Als er een beslissing is om dit instrument te leren bespelen, wat zeer noodzakelijk is voor blaasorkesten en ensembles, dan kun je een ervaren leraar vinden in het geval dat er helemaal geen ervaring is met het bespelen van blaasinstrumenten. Een andere optie is om een tutorial of een tubaschool aan te schaffen als je nog ervaring hebt.
Voor de initiële training is het beter om geen compleet instrument te kopen, maar een 3/4 maat (model "Eb" stemming). Voor degenen die dichter bij solo spelen op hogere noten staan, is het instrument met de hoogste stemming "F" voldoende. Toegegeven, de kosten zijn vrij hoog.

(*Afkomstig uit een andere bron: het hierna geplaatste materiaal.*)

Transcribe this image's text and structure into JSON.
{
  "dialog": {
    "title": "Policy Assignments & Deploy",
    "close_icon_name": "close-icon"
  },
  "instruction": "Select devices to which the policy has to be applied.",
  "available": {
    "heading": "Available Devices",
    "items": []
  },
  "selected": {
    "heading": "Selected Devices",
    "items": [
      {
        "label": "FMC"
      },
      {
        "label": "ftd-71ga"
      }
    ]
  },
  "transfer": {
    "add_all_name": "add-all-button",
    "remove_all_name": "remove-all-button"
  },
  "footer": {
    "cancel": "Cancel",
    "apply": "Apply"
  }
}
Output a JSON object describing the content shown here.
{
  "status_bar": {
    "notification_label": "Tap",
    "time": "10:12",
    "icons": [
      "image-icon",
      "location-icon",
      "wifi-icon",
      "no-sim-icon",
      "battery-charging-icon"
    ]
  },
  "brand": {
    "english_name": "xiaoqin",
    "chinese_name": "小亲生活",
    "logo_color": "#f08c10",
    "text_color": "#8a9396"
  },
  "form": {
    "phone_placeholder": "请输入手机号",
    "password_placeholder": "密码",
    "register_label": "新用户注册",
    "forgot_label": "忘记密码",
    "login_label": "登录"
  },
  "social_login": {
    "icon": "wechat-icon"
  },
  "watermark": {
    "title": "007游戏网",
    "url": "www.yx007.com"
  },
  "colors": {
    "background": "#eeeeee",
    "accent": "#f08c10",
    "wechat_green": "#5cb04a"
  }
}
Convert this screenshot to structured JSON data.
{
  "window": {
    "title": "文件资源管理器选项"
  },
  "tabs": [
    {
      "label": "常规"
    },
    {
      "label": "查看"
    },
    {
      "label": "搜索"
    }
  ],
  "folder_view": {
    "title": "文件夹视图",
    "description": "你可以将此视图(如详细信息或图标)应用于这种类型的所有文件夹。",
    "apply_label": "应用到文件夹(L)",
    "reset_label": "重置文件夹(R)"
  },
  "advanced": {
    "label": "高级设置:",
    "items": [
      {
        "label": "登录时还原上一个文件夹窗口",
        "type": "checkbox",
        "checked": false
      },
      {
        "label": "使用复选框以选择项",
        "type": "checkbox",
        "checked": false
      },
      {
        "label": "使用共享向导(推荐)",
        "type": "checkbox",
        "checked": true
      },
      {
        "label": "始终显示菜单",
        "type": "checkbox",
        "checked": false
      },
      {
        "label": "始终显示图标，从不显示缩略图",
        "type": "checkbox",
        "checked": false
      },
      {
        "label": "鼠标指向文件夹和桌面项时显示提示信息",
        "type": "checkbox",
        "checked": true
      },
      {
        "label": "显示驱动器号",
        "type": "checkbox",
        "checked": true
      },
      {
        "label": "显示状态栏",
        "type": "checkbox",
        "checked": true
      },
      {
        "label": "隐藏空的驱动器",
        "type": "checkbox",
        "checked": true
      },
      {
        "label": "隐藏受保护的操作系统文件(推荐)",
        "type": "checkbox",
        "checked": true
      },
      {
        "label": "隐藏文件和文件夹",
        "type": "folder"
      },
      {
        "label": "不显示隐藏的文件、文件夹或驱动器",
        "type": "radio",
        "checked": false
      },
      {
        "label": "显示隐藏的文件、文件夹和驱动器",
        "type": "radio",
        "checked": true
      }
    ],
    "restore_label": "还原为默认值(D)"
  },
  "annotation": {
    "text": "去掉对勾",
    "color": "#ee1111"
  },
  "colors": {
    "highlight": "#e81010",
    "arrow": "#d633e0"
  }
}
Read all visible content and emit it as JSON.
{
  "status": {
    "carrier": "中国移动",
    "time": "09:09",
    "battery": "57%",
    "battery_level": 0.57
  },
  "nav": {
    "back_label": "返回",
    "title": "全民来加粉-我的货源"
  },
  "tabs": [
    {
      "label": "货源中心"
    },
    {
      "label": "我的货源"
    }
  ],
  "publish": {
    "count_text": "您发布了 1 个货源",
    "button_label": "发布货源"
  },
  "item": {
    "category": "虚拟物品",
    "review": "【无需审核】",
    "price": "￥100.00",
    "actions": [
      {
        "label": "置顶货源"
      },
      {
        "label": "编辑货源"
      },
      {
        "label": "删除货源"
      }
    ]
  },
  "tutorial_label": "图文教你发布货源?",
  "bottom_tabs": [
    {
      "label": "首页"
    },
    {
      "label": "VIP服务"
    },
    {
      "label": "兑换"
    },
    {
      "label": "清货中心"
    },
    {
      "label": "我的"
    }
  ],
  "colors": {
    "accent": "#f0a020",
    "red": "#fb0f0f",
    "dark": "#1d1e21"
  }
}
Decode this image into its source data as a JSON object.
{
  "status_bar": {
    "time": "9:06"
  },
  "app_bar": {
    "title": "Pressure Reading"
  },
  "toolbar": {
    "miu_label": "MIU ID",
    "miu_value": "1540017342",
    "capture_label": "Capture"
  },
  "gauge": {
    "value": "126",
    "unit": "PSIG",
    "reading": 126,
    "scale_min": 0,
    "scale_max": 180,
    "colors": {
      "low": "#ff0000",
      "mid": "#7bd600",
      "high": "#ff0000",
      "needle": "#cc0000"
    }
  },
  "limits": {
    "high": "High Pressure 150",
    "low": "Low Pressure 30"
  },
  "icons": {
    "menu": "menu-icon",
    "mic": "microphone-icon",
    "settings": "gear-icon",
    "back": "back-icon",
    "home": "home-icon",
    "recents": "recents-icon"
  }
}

Maar zelfs een beginner die de tubamuzikant leert spelen en al lang een ander blaasinstrument heeft bespeeld, heeft een paar lessen nodig van een ervaren tubaspeler. Hij zal ze nodig hebben om een professioneler spelniveau onder de knie te krijgen, om de nuances van dit instrument te leren en te begrijpen.
Alleen een professional zal vertellen, demonstreren en leren hoe je trillers kunt spelen (met welke kleppen en lipposities op het mondstuk), hoe je je longen traint voor complexer werk, enzovoort.
En al was het maar om de methoden om zo'n massief instrument onder de knie te krijgen, meestal advies van ervaren tubamuzikanten nodig, wat kunnen we dan zeggen over de techniek van vingeren en ademen, evenals het beheersen van de articulatorische nuances. Hoogstwaarschijnlijk weet in het orkest niet elke muzikant die naast de tubaspeler staat dat men bij het spelen van de tuba de bel omhoog moet houden, anders zal het timbre van het geluid verslechteren. Met andere woorden, alleen onder toezicht van een professionele tubist kan men het instrument goed leren bespelen.